Chris Jenkins, university of colorado boulder Boulder Colorado, United States. jenkinsc0@gmail.com


The shoreline is a boundary where survey methods change dramatically, where the time dimension is extremely important, where sediment fluxes are very large, where flotsam is trapped, and where numerical/physical singularities occur as the water depth goes to zero. The shoreline boundary oscillates; and as sea-levels rise what is now shore will become sea. So the issue of likely response of sediment/beach/soil substrates to those changes is important. Models plus data will be required in this, to understand and make forecasts. This study looked at datasets for Louisiana – onshore soil surveys, shore descriptions, and offshore seabed substrates - and investigated to what extent they were already in harmony, and what challenges remain in trying to make one seamless dataset. Of course, technologies like LIDAR carry out highly detailed imaging that achieves this to an extent. But we are focused on direct samplings of the ground-truthing type on which physical properties, fabrics, chemical compositions, grain types, genesis, can be directly determined.
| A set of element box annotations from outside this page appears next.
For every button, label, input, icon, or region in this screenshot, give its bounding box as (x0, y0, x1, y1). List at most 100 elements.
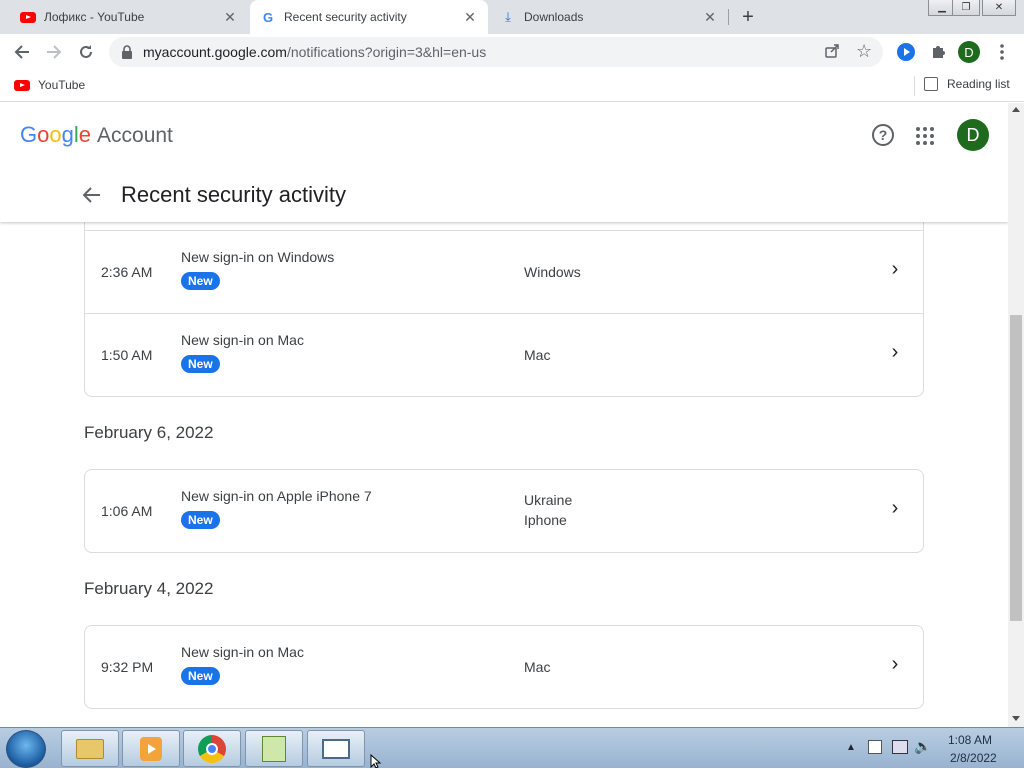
window-app-icon[interactable] (307, 730, 365, 767)
account-avatar[interactable]: D (957, 119, 989, 151)
page-title: Recent security activity (121, 182, 346, 207)
restore-button[interactable]: ❐ (952, 0, 980, 16)
tab-youtube[interactable]: Лофикс - YouTube ✕ (0, 0, 248, 34)
bookmark-label: YouTube (38, 78, 86, 92)
google-account-logo[interactable]: Google Account (20, 122, 173, 148)
google-apps-icon[interactable] (916, 127, 934, 145)
event-time: 2:36 AM (101, 264, 153, 280)
logo-letter: G (20, 122, 38, 147)
event-device-location: Ukraine (524, 492, 573, 508)
help-icon[interactable]: ? (872, 124, 894, 146)
file-explorer-icon[interactable] (61, 730, 119, 767)
clock-time[interactable]: 1:08 AM (948, 733, 992, 747)
event-device: Iphone (524, 512, 567, 528)
bookmark-youtube[interactable]: YouTube (14, 78, 85, 92)
chevron-right-icon[interactable]: › (887, 653, 903, 675)
youtube-icon (20, 11, 36, 23)
bookmark-star-icon[interactable]: ☆ (856, 41, 872, 62)
share-icon[interactable] (824, 43, 842, 61)
new-badge: New (181, 667, 220, 685)
event-device: Mac (524, 659, 551, 675)
tab-downloads[interactable]: ⤓ Downloads ✕ (490, 0, 728, 34)
account-header: Google Account ? D Recent security activ… (0, 103, 1008, 222)
menu-kebab-icon[interactable] (990, 40, 1014, 64)
mouse-cursor-icon (370, 754, 382, 768)
event-title: New sign-in on Mac (181, 332, 304, 348)
url-path: /notifications?origin=3&hl=en-us (286, 44, 487, 60)
event-title: New sign-in on Mac (181, 644, 304, 660)
show-hidden-icons-icon[interactable]: ▲ (846, 742, 856, 753)
profile-avatar[interactable]: D (958, 41, 980, 63)
reading-list-icon (924, 77, 938, 91)
event-title: New sign-in on Apple iPhone 7 (181, 488, 372, 504)
notepad-plus-icon[interactable] (245, 730, 303, 767)
new-tab-button[interactable]: + (737, 6, 759, 28)
tab-title: Recent security activity (284, 10, 407, 24)
date-heading: February 4, 2022 (84, 579, 214, 598)
logo-letter: g (61, 122, 74, 147)
date-heading: February 6, 2022 (84, 423, 214, 442)
bookmarks-divider (914, 76, 915, 96)
event-time: 1:50 AM (101, 347, 153, 363)
extensions-puzzle-icon[interactable] (926, 40, 950, 64)
reading-list-label: Reading list (947, 77, 1010, 91)
logo-letter: o (49, 122, 62, 147)
volume-icon[interactable]: 🔈 (914, 738, 931, 755)
chevron-right-icon[interactable]: › (887, 497, 903, 519)
activity-row[interactable]: 9:32 PM New sign-in on Mac New Mac › (85, 626, 923, 709)
reading-list-button[interactable]: Reading list (924, 77, 1010, 91)
activity-row[interactable]: 1:50 AM New sign-in on Mac New Mac › (85, 313, 923, 396)
youtube-icon (14, 79, 30, 91)
bookmarks-bar: YouTube Reading list (0, 70, 1024, 102)
back-icon[interactable] (10, 40, 34, 64)
activity-card: 2:36 AM New sign-in on Windows New Windo… (84, 213, 924, 397)
chevron-right-icon[interactable]: › (887, 258, 903, 280)
page-scrollbar[interactable] (1008, 103, 1024, 727)
new-badge: New (181, 272, 220, 290)
tab-title: Downloads (524, 10, 584, 24)
back-arrow-icon[interactable] (80, 183, 104, 207)
chevron-right-icon[interactable]: › (887, 341, 903, 363)
download-icon: ⤓ (505, 9, 511, 24)
page-viewport: Google Account ? D Recent security activ… (0, 103, 1008, 727)
activity-card: 9:32 PM New sign-in on Mac New Mac › (84, 625, 924, 709)
action-center-icon[interactable] (868, 740, 882, 754)
forward-icon[interactable] (42, 40, 66, 64)
activity-row[interactable]: 2:36 AM New sign-in on Windows New Windo… (85, 230, 923, 313)
media-player-icon[interactable] (122, 730, 180, 767)
logo-letter: o (37, 122, 50, 147)
browser-toolbar: myaccount.google.com/notifications?origi… (0, 34, 1024, 70)
close-window-button[interactable]: ✕ (982, 0, 1016, 16)
tab-separator (728, 9, 729, 25)
tab-recent-security-activity[interactable]: G Recent security activity ✕ (250, 0, 488, 34)
activity-card: 1:06 AM New sign-in on Apple iPhone 7 Ne… (84, 469, 924, 553)
chrome-icon[interactable] (183, 730, 241, 767)
url-host: myaccount.google.com (143, 44, 287, 60)
close-icon[interactable]: ✕ (702, 9, 718, 25)
event-time: 1:06 AM (101, 503, 153, 519)
new-badge: New (181, 511, 220, 529)
close-icon[interactable]: ✕ (222, 9, 238, 25)
event-time: 9:32 PM (101, 659, 154, 675)
network-icon[interactable] (892, 740, 908, 754)
lock-icon[interactable] (121, 45, 133, 59)
clock-date[interactable]: 2/8/2022 (950, 751, 997, 765)
google-icon: G (262, 9, 274, 25)
event-device: Mac (524, 347, 551, 363)
address-bar[interactable]: myaccount.google.com/notifications?origi… (109, 37, 883, 67)
extension-player-icon[interactable] (894, 40, 918, 64)
reload-icon[interactable] (74, 40, 98, 64)
event-device: Windows (524, 264, 581, 280)
windows-taskbar: ▲ 🔈 (0, 727, 1024, 768)
event-title: New sign-in on Windows (181, 249, 335, 265)
scroll-up-icon[interactable] (1012, 107, 1020, 112)
activity-row[interactable]: 1:06 AM New sign-in on Apple iPhone 7 Ne… (85, 470, 923, 553)
logo-letter: e (78, 122, 92, 147)
start-button[interactable] (6, 730, 46, 768)
scroll-down-icon[interactable] (1012, 716, 1020, 721)
tab-title: Лофикс - YouTube (44, 10, 145, 24)
logo-product-name: Account (97, 124, 173, 147)
close-icon[interactable]: ✕ (462, 9, 478, 25)
scrollbar-thumb[interactable] (1010, 315, 1022, 621)
new-badge: New (181, 355, 220, 373)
Difficulties: Onshore surveys have a different data topology, more focused on soil polygons and boreholes; offshore mappings focus on point-samplings, for instance grabs and cores. Descriptions of the soils often focus on layer-profile identities such as “Mollisol”; offshore datasets focus on bulk textures and compositions. Semantic differences exist between the mapping disciplines, even for the same terms. Onshore areas are greatly modified by agriculture and construction; marine areas not so much. Positives: But also, we discovered several information-integration pathways for merging the sample-based data from the two realms. Exhaustive searching can uncover the necessary data on onshore soils – and riverbed substrates; the marine data is already well integrated. Name geographical locations are linkable with coordinates through online gazetteers. Computational and database methods exist to merge polygon and point data sets. In the semantics, glossaries provide some information to link onshore and offshore descriptions. And machine learning methods can now extend known direct-measurement data right across the complexity of the coastline boundary.